Hard to blame MA public schools because they have more to offer....I remember that commercial: "don't hate me because I am beautiful" well sort of like that! LOL

It's all about the money. Why do you think McMee fought to change the way the education money was divided among the state a few years back? It wasn't because Cumberland needed it, it was because he needed more money to run his pet peeve of a school. If the per pupil spending increased it would increase money for his school. So many thought he was fighting for the town public schools but in reality the intention was to fund his.

CumberlandFacts: To be clear, I wasn’t suggesting sending Cumberland students to those schools. I was suggesting that within that list are highly successful local schools which could serve as exemplars for how to run a highly successful school. Assuming of course that was the aim of BVP.

My point is: Was it necessary to create a new school (at significant expense) to duplicate the results others have achieved elsewhere?
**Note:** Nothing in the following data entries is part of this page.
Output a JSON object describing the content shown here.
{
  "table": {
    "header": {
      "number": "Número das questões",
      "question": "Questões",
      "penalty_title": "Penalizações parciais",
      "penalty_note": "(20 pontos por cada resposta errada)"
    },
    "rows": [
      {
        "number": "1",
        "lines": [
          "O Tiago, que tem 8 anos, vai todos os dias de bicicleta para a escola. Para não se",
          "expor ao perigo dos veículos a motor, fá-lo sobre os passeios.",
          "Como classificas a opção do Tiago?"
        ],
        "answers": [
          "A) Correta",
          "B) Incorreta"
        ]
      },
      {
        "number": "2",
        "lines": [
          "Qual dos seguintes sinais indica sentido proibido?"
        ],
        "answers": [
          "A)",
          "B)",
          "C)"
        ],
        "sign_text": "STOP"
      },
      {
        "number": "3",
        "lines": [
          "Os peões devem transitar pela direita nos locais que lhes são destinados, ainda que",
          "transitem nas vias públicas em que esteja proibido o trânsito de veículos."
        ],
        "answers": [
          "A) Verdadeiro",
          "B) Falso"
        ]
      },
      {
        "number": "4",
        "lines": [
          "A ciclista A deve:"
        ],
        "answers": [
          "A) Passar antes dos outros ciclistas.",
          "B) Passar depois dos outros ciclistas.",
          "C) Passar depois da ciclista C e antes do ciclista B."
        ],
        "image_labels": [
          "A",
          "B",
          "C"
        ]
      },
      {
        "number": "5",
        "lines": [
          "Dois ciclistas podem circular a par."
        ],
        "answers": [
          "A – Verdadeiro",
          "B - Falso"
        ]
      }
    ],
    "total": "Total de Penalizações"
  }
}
As to the lottery “selection” I’d say there is a selection in a lottery. It’s not pre-determined but it is a selection. Some people get chosen, many do not. Not everyone wins Powerball. By the same token not everyone who enters the BVP lottery gets to go to BVP. The choice may be random but it is nonetheless a choice.

It’s hard to argue with the results BVP has achieved but everyone who is concerned about taxes should be cognizant of the fact that since the inception of BVP Cumberland taxpayers have been responsible for supporting two school systems (three if you count Central Falls but everyone is RI bears that burden). BVP will not replace the Cumberland School system any time soon, if at all. And in the meantime we’re on the hook for two school systems. Right, wrong, or indifferent that’s an expensive proposition.